Profiling equipment: Dissolved oxygen (optical, luminescence; accuracy: ±0.1 mg/L, resolution: 0.01 mg/L) and temperature (accuracy: ±0.01°C, resolution: 0.001°C) profiles were continuous and collected using a Yellow Springs Instrument (YSI) EXO3. In addition, the EXO3 included sensors for: depth (stainless steel strain gauge, resolution: 0.001 m), conductivity (4-electrode nickel cell, resolution: 0.1 microsiemens/cm to 10 microsiemens/cm, range dependent), pH (glass combination electrode, resolution: 0.01), oxidative-reductive potential (ORP, platinum button, resolution: 0.1 mV), chlorophyll a (optical, fluorescence, resolution: 0.01 RFU), phycocyanin (PC, optical, fluorescence, resolution: 0.01 RFU), phycoerythrin (PE, optical fluorescence, resolution: 0.01 RFU), and turbidity (optical, 90° scatter, resolution: 0.01 FNU).
Data quality assurance/quality control (QA/QC): From collection, the data for each profile was carefully QA/QC’ed using automated processes to ensure data quality. First, if the profile had more than 400 readings, the sonde was lowered very slowly with likely replicate readings at different depths. The data, therefore, was averaged across all parameters by 3 second bins. Next, all rows with depths recorded as ≥ 0m were deleted as that would indicate readings from above the water surface. Any profile readings were deleted with a depth difference from one sequential depth to the next of ≤ 0.02 m. This step eliminated locations in the profile where the sensor was pulled upward, was stationary, or had settled at the bottom of the waterbody.
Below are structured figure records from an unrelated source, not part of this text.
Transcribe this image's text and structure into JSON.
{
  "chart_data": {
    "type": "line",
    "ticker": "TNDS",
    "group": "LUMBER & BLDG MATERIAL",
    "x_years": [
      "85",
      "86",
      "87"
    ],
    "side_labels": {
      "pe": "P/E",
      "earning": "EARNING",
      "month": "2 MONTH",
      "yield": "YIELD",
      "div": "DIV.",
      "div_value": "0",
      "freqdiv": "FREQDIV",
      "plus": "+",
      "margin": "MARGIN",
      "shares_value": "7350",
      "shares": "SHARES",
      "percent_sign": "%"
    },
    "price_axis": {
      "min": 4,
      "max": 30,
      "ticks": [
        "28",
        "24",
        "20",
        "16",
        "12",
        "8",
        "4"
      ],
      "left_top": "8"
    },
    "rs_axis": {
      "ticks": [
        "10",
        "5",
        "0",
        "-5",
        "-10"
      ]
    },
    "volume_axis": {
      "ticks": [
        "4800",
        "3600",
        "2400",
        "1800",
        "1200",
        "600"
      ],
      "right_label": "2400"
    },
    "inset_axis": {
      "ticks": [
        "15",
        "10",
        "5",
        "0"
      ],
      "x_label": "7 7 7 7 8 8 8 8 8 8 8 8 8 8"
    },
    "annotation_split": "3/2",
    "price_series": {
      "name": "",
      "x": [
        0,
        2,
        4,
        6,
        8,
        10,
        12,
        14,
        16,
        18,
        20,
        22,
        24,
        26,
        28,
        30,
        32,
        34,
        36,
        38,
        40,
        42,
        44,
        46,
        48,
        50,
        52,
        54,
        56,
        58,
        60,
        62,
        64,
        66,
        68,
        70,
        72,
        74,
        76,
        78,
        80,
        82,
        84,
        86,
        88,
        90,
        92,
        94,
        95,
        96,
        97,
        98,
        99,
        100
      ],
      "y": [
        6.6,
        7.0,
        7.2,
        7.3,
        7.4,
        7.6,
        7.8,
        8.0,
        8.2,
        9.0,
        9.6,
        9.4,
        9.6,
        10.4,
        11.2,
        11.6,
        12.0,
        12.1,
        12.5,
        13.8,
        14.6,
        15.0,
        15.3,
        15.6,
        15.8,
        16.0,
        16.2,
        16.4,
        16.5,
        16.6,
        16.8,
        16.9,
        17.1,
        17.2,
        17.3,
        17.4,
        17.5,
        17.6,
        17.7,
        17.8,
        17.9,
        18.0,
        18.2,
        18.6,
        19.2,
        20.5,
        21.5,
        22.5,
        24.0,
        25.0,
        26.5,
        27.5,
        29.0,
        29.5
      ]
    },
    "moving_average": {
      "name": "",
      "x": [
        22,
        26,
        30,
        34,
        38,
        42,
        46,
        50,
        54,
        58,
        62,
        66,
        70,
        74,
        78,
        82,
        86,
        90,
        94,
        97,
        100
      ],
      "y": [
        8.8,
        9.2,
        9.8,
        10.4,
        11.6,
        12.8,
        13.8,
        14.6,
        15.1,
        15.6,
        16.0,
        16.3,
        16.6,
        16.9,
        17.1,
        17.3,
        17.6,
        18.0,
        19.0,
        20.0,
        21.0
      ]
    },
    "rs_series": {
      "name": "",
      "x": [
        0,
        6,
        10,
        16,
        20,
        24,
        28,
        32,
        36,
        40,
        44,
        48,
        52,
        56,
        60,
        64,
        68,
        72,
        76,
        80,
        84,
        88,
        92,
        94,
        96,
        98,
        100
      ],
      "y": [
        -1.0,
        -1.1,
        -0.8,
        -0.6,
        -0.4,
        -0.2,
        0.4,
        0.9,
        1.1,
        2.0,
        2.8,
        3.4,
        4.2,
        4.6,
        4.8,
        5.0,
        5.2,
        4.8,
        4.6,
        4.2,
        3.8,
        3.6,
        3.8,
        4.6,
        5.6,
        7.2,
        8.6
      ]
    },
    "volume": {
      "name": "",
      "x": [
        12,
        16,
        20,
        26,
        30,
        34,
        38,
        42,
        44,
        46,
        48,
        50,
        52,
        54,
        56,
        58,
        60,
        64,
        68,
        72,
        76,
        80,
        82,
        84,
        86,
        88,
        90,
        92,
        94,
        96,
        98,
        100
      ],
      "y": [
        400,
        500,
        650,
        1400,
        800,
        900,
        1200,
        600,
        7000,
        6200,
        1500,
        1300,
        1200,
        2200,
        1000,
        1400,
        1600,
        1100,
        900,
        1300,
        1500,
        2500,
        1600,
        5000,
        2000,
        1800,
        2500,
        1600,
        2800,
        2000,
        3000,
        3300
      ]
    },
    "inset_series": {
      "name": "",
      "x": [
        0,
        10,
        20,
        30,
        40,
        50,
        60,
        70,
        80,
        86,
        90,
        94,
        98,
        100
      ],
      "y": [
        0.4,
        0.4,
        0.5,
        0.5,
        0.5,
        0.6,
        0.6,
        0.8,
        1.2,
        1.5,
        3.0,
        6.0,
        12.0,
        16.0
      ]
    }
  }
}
All remaining data points were checked for error codes or data outside the sensor bounds as specific by the instrumentation and were converted to NA. Next, all water temperature values were converted to density and densities profiles were checked for any non-monotonically decreasing densities. All temperature values were checked for values that were within the sensor limits but were unrealistic (e.g., < 4.2°C outside of November to April). Those profiles were removed in their entirety. All turbidity, chlorophyll a, phycocyanin, and phycoerythrin fluorescence were checked for large jumps (3x) in the bottom 15% of rows. If there was a large jump in any of those values, the sensor had entered the transition layer at the sediment/water interface consisting of loosely packed colloidal suspensions (“fluffy layer”, Strakhovenko et al. 2020). The rows of data were deleted from the first jump in the bottom 15% of data down to the lowest point. The maximum depth for these profiles is considered the new maximum depth after the preceding QA/QC steps. Any profiles were excluded if there were less than 5 readings in the profile. Each year has a single data file for all profiles taken in that year. We provide metadata (latitude and longitude) of the sampling locations for all reservoirs sampled for this dataset and other reservoirs sampled regularly See Jones et al. (2023) for previous years profile data.
Citations:
Jones, JR, RL North, A Argerich, AP Thorpe, DV Obrecht, A Price, K Santamaria, and DC Richardson. 2023. Missouri reservoir profile data including temperature, depth, and oxygen profiles (1989-current) ver 1. Environmental Data Initiative. https://doi.org/10.6073/pasta/34d23adf277b07346a35fb8cdc984cc7 (Accessed 2023-12-18).
Strakhovenko, V., Subetto, D., Ovdina, E., Danilenko, I., Belkina, N., Efremenko, N., & Maslov, A. 2020. Mineralogical and geochemical composition of Late Holocene bottom sediments of Lake Onego. Journal of Great Lakes Research, 46(3), 443-455.